The daily details, even those that might seem trivial, are the key to bonding, explains Caroline Tiger, the Philadelphia-based author of The Long-Distance Relationship Guide. "Because you're not seeing each other face-to-face, you have to create intimacy and forge bonds using other means," she says.
Katelyn Petherbridge, however, disagrees. Though the Arcadia University sophomore talks every day to her boyfriend, a senior at Roman Catholic High School, she vividly remembers one friend who almost broke off a long-distance relationship because of the mentality created by potentially constant communication.
"People were saying, 'Doesn't he care enough to call and say hi once a day?' " Petherbridge recalls. "But if you're happy knowing that you don't have to talk all the time, then that's good."
Fernandez is also familiar with the pressure these new forms of communication can put on a relationship. "While he was studying abroad in Greece, it sort of got to the point where I was checking to see whether he posted on Facebook and I hadn't gotten an e-mail from him that day," she admits. "You know he has other stuff going on and he only has so long that he's online, but you get upset when you don't get an e-mail."

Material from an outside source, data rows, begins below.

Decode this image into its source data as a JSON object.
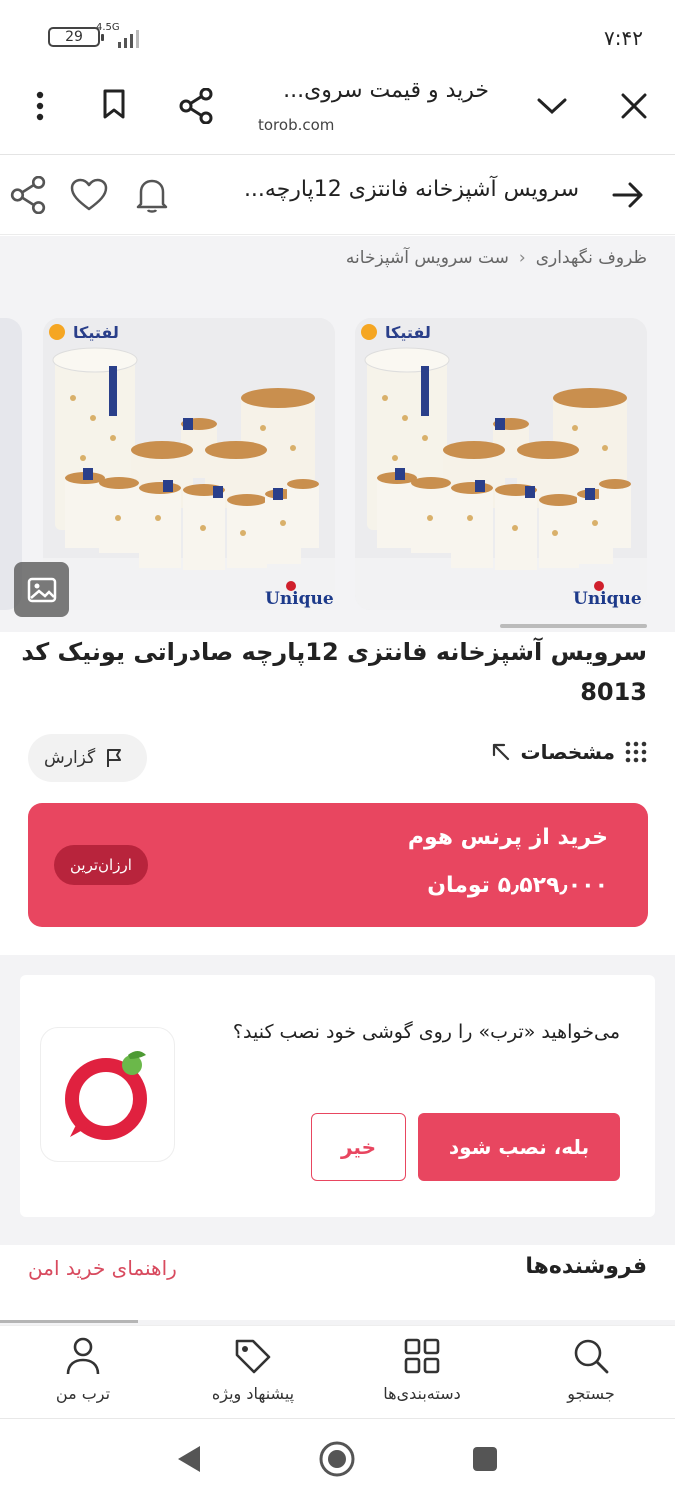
{
  "status": {
    "battery": "29",
    "network": "4.5G",
    "time": "۷:۴۲"
  },
  "browser": {
    "title": "خرید و قیمت سروی...",
    "url": "torob.com"
  },
  "page_header": {
    "title": "سرویس آشپزخانه فانتزی 12پارچه..."
  },
  "breadcrumb": {
    "items": [
      "ظروف نگهداری",
      "ست سرویس آشپزخانه"
    ],
    "separator": "‹"
  },
  "product": {
    "title": "سرویس آشپزخانه فانتزی 12پارچه صادراتی یونیک کد 8013",
    "image_brand": "Unique",
    "image_logo": "لفتیکا",
    "specs_label": "مشخصات",
    "report_label": "گزارش"
  },
  "offer": {
    "store": "خرید از پرنس هوم",
    "price": "۵٫۵۲۹٫۰۰۰ تومان",
    "badge": "ارزان‌ترین"
  },
  "install": {
    "question": "می‌خواهید «ترب» را روی گوشی خود نصب کنید؟",
    "yes_label": "بله، نصب شود",
    "no_label": "خیر"
  },
  "sellers": {
    "title": "فروشنده‌ها",
    "guide_link": "راهنمای خرید امن"
  },
  "bottom_nav": {
    "search": "جستجو",
    "categories": "دسته‌بندی‌ها",
    "offers": "پیشنهاد ویژه",
    "my_torob": "ترب من"
  },
  "colors": {
    "accent": "#e84660",
    "badge": "#b8243c",
    "link": "#d84a5e"
  }
}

And even Christian admits that photos on Web sites like Facebook and MySpace can be stressful. "If it's something that I don't know about, I'm like, 'Who's that person? How come I didn't know about this?' " she explains. "It's in your face and you're like, 'What is going on?' "
Tiger, however, insists it's not technology that's to blame; the real question is "basic consideration and relationship management. If you feel like the other person wants to be in touch more than you do, that would be an issue even if you would only talk on the phone," she says.
"I don't think the fact that there's more technology out there really matters that much. You need to talk and figure out what you are both comfortable with."